Gertrude’s paintings and illustrations consisted of mainly portraits, interior genre scenes, and literary subjects, all done in watercolor. She was given the opportunity to exhibit at the Royal Academy and the Royal Institute of Painters in Water-Colors where she presented Youth’s Spring-Tribute. This graphic watercolor illustrated Youth’s Spring-Tribute, from a sequence of poems, The House of Life, by Dante Gabriel Rossetti, in 1881. This watercolor was then reproduced in a publication of an Edwardian birthday book in 1905, The Beautiful Birthday Book, replicating watercolors by Hammond.

==Publications==
- The Story of Hereward - The Champion of England, novel by Douglas C. Steadman B.A., illustrated by Gertrude Demain Hammond R.I., pub. 1908 by George G. Harrap and Co.
- Stories From The Faerie Queene Retold From Spenser, novel by Laurence H. Dawson, illustrated by Gertrude Demain Hammond, pub. 1911-1912 by McClelland & Goodchild Limited Publishers.
- Hero-Myths and Legends of the British Race, novel by M.I. Ebbutt, illustrated by J.H.F. Bacon, Gertrude Demain Hammond, W.H. Margetson, Byam Shaw, and Patten Wilson, pub. 1910 by Thomas Y. Crowell.
- Jasper: A Story for Children, novel by Mrs. Molesworth, illustrated by Gertrude Demain Hammond, pub. 1906 by London: Macmillan and Co.
- The Spell, novel by William Dana Orcutt, illustrated by Gertrude Demain Hammond, pub. 1909 by Harper & Brothers Publishers.
- Tales From Shakespeare, novel by Charles Lamb and Mary Lamb, illustrated by Gertrude Demain Hammond, pub. 1878 by New York: Thomas Y. Crowell.

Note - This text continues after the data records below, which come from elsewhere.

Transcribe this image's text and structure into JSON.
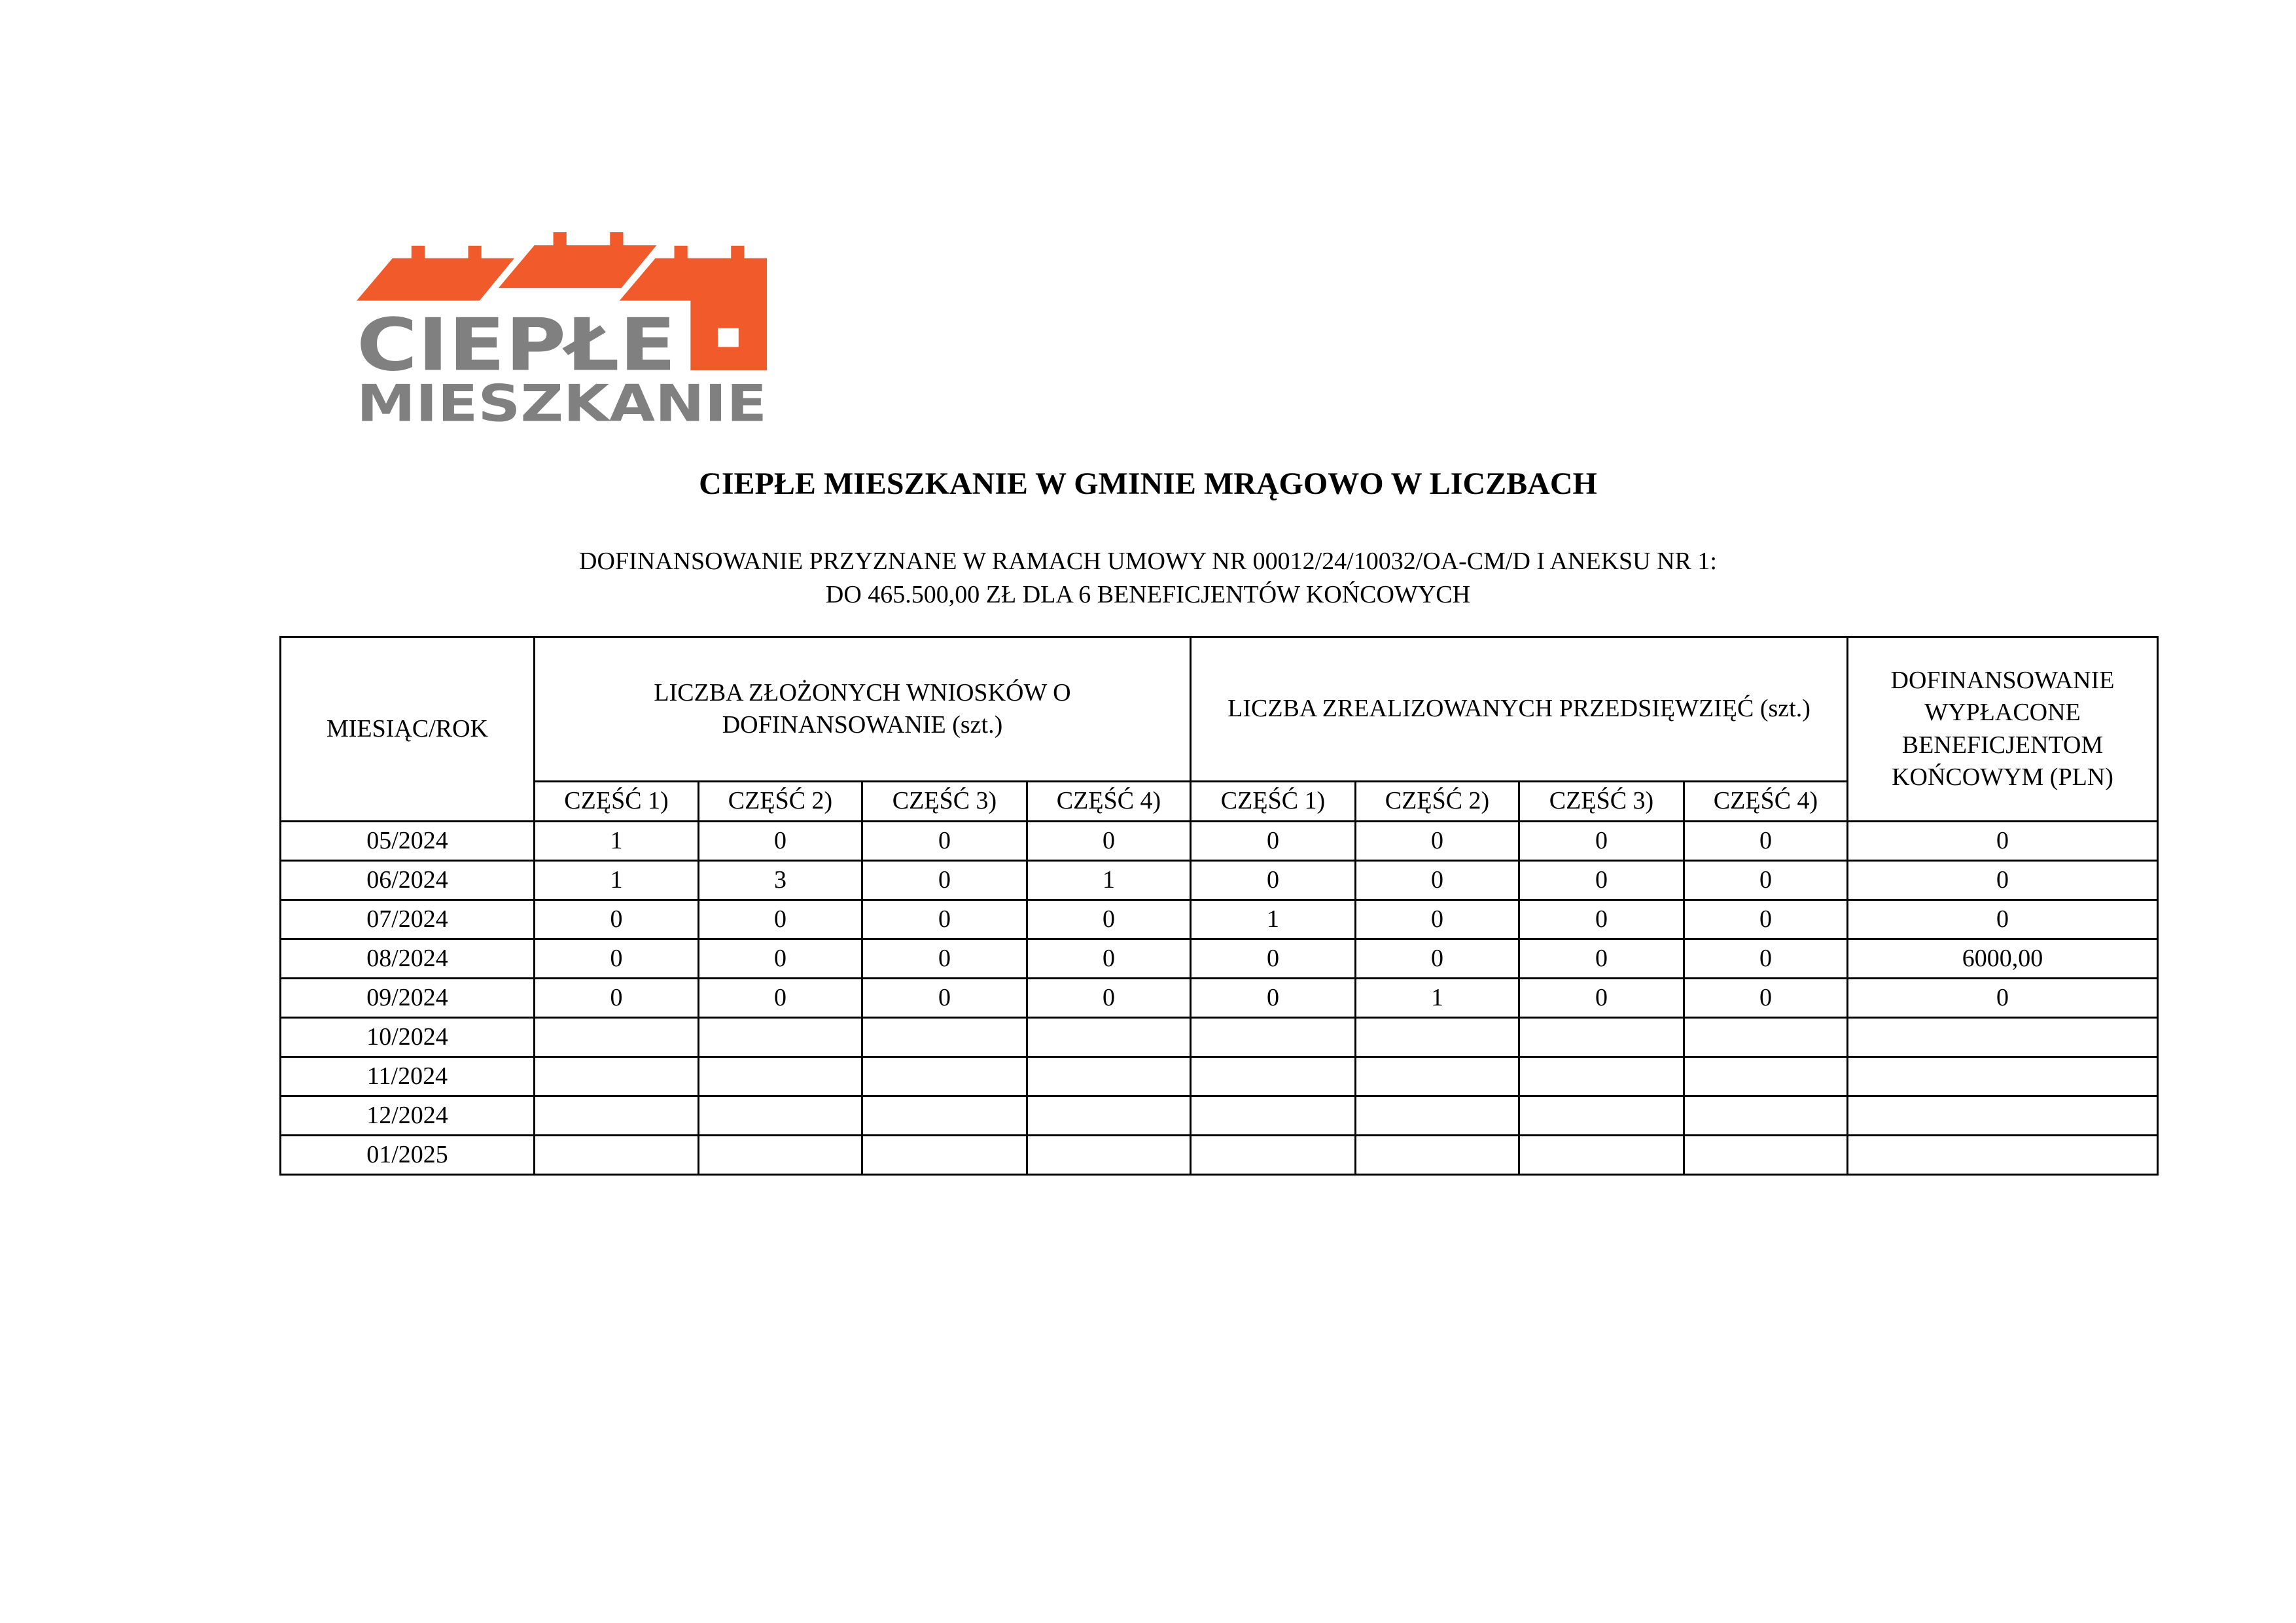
{
  "logo": {
    "line1": "CIEPŁE",
    "line2": "MIESZKANIE",
    "colors": {
      "orange": "#F15A2B",
      "gray": "#808080"
    }
  },
  "title": "CIEPŁE MIESZKANIE W GMINIE MRĄGOWO W LICZBACH",
  "subtitle_line1": "DOFINANSOWANIE PRZYZNANE W RAMACH UMOWY NR 00012/24/10032/OA-CM/D I ANEKSU NR 1:",
  "subtitle_line2": "DO 465.500,00 ZŁ DLA 6 BENEFICJENTÓW KOŃCOWYCH",
  "table": {
    "headers": {
      "month": "MIESIĄC/ROK",
      "applications": "LICZBA ZŁOŻONYCH WNIOSKÓW O DOFINANSOWANIE (szt.)",
      "projects": "LICZBA ZREALIZOWANYCH PRZEDSIĘWZIĘĆ (szt.)",
      "payout": "DOFINANSOWANIE WYPŁACONE BENEFICJENTOM KOŃCOWYM (PLN)",
      "parts": [
        "CZĘŚĆ 1)",
        "CZĘŚĆ 2)",
        "CZĘŚĆ 3)",
        "CZĘŚĆ 4)",
        "CZĘŚĆ 1)",
        "CZĘŚĆ 2)",
        "CZĘŚĆ 3)",
        "CZĘŚĆ 4)"
      ]
    },
    "rows": [
      [
        "05/2024",
        "1",
        "0",
        "0",
        "0",
        "0",
        "0",
        "0",
        "0",
        "0"
      ],
      [
        "06/2024",
        "1",
        "3",
        "0",
        "1",
        "0",
        "0",
        "0",
        "0",
        "0"
      ],
      [
        "07/2024",
        "0",
        "0",
        "0",
        "0",
        "1",
        "0",
        "0",
        "0",
        "0"
      ],
      [
        "08/2024",
        "0",
        "0",
        "0",
        "0",
        "0",
        "0",
        "0",
        "0",
        "6000,00"
      ],
      [
        "09/2024",
        "0",
        "0",
        "0",
        "0",
        "0",
        "1",
        "0",
        "0",
        "0"
      ],
      [
        "10/2024",
        "",
        "",
        "",
        "",
        "",
        "",
        "",
        "",
        ""
      ],
      [
        "11/2024",
        "",
        "",
        "",
        "",
        "",
        "",
        "",
        "",
        ""
      ],
      [
        "12/2024",
        "",
        "",
        "",
        "",
        "",
        "",
        "",
        "",
        ""
      ],
      [
        "01/2025",
        "",
        "",
        "",
        "",
        "",
        "",
        "",
        "",
        ""
      ]
    ]
  }
}
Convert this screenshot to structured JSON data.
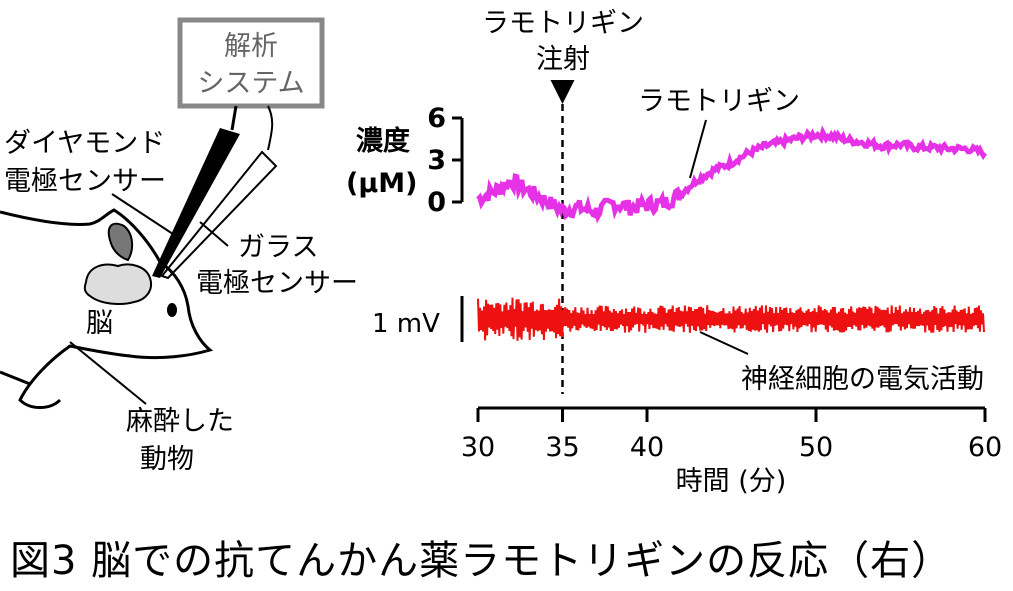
{
  "illustration": {
    "system_box_line1": "解析",
    "system_box_line2": "システム",
    "diamond_line1": "ダイヤモンド",
    "diamond_line2": "電極センサー",
    "glass_line1": "ガラス",
    "glass_line2": "電極センサー",
    "brain_label": "脳",
    "animal_line1": "麻酔した",
    "animal_line2": "動物"
  },
  "chart_data": {
    "type": "line",
    "injection_line1": "ラモトリギン",
    "injection_line2": "注射",
    "injection_x": 35,
    "xlabel": "時間 (分)",
    "xlim": [
      30,
      60
    ],
    "xticks": [
      30,
      35,
      40,
      50,
      60
    ],
    "top_panel": {
      "ylabel_line1": "濃度",
      "ylabel_line2": "(μM)",
      "ylim": [
        0,
        6
      ],
      "yticks": [
        "6",
        "3",
        "0"
      ],
      "series_name": "ラモトリギン",
      "color": "#e632e6",
      "x": [
        30,
        31,
        32,
        33,
        34,
        35,
        36,
        37,
        38,
        39,
        40,
        41,
        42,
        43,
        44,
        45,
        46,
        47,
        48,
        49,
        50,
        51,
        52,
        53,
        54,
        55,
        56,
        57,
        58,
        59,
        60
      ],
      "y": [
        0.2,
        0.8,
        1.5,
        0.8,
        0.1,
        -0.6,
        -0.4,
        -0.7,
        -0.1,
        -0.4,
        -0.2,
        -0.1,
        0.6,
        1.6,
        2.3,
        2.8,
        3.5,
        4.0,
        4.3,
        4.6,
        4.8,
        4.7,
        4.4,
        4.2,
        4.0,
        4.1,
        3.9,
        3.9,
        3.8,
        3.8,
        3.5
      ]
    },
    "bottom_panel": {
      "series_name": "神経細胞の電気活動",
      "scale_bar_label": "1 mV",
      "color": "#ee1111",
      "amplitude_before_mV": 0.95,
      "amplitude_after_mV": 0.6
    }
  },
  "caption": "図3 脳での抗てんかん薬ラモトリギンの反応（右）"
}
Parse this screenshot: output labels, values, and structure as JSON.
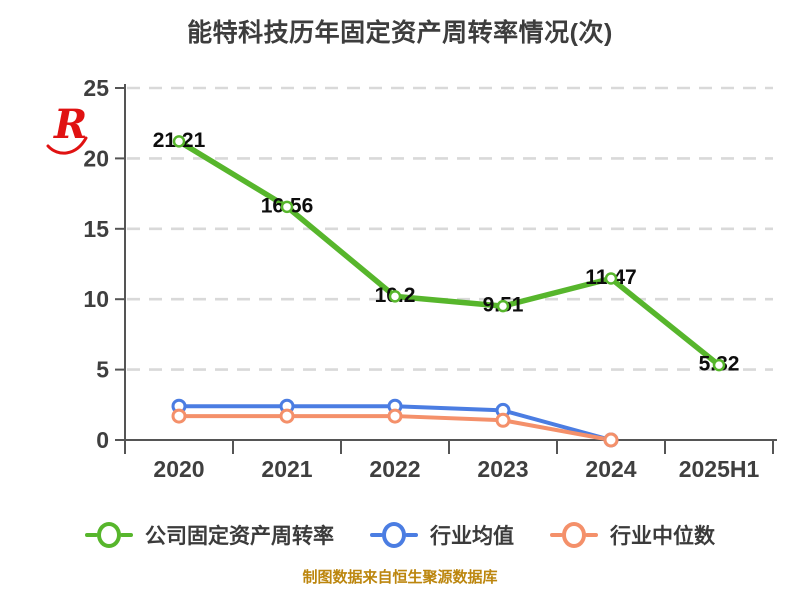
{
  "title": "能特科技历年固定资产周转率情况(次)",
  "watermark": {
    "letter": "R"
  },
  "footer": "制图数据来自恒生聚源数据库",
  "colors": {
    "company": "#57b62c",
    "industry_avg": "#4b7de2",
    "industry_median": "#f4906a",
    "grid": "#d9d9d9",
    "axis": "#555555",
    "tick_label": "#3f3f3f",
    "data_label": "#0d0d0d",
    "title": "#3d3d3d",
    "legend_label": "#3b3b3b",
    "footer": "#bc860e",
    "watermark": "#e01212",
    "marker_fill": "#ffffff"
  },
  "chart_data": {
    "type": "line",
    "categories": [
      "2020",
      "2021",
      "2022",
      "2023",
      "2024",
      "2025H1"
    ],
    "series": [
      {
        "name": "公司固定资产周转率",
        "color_key": "company",
        "values": [
          21.21,
          16.56,
          10.2,
          9.51,
          11.47,
          5.32
        ],
        "labels": [
          "21.21",
          "16.56",
          "10.2",
          "9.51",
          "11.47",
          "5.32"
        ]
      },
      {
        "name": "行业均值",
        "color_key": "industry_avg",
        "values": [
          2.4,
          2.4,
          2.4,
          2.1,
          0,
          null
        ],
        "labels": null
      },
      {
        "name": "行业中位数",
        "color_key": "industry_median",
        "values": [
          1.7,
          1.7,
          1.7,
          1.4,
          0,
          null
        ],
        "labels": null
      }
    ],
    "title": "能特科技历年固定资产周转率情况(次)",
    "xlabel": "",
    "ylabel": "",
    "ylim": [
      0,
      25
    ],
    "yticks": [
      0,
      5,
      10,
      15,
      20,
      25
    ],
    "grid": "horizontal-dashed",
    "legend_position": "bottom"
  }
}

- Arethusa, novel by F. Marion Crawford, illustrated by Gertrude Demain Hammond, pub. 1907 by New York, London, Macmillan.
- Faeries Afield, novel by Mrs. Molesworth, illustrated by Gertrude Demain Hammond, pub. 1911 by London; Macmillan and Co.
- A Girl in Springtime, novel by Jessie Mansergh, illustrated by Gertrude Demain Hammond, pub. 1897 by Blackie and Son Limited, London.
- Shakespeare’s Stories of the English Kings, novel by Thomas Thellusson, illustrated by Gertrude Demain Hammond, pub. 1912 by London: G.G. Harrap.
- Two Maiden Aunts, novel by Mary H. Debenham, illustrated by Gertrude Demain Hammond, pub. 1895 by New York: Thomas Whittaker.
- The Beautiful Birthday Book, illustrated by Gertrude Demain Hammond, pub. 1905 by A & C Black, London.
- Complete Works of George Eliot, novel by George Eliot, illustrated by Gertrude Demain Hammond and Frederick L. Stoddard, pub. 1908 by London: Postlethwaite, Taylor & Knowles, Ltd.
- The Personal History of David Copperfield, novel by Charles Dickens, illustrated by Gertrude Demain Hammond, pub. 1921 by New York : Dodd, Mead.
- Fairies of Sorts, novel by Mrs. Molesworth, illustrated by Gertrude Demain Hammond, pub. 1908 by London: Macmillan and Company.
- Dimsie Moves Up Again, story by Dorita Fairlie Bruce, illustrated by Gertrude Demain Hammond, pub. 1925 by Humphrey Milford, Oxford University Press.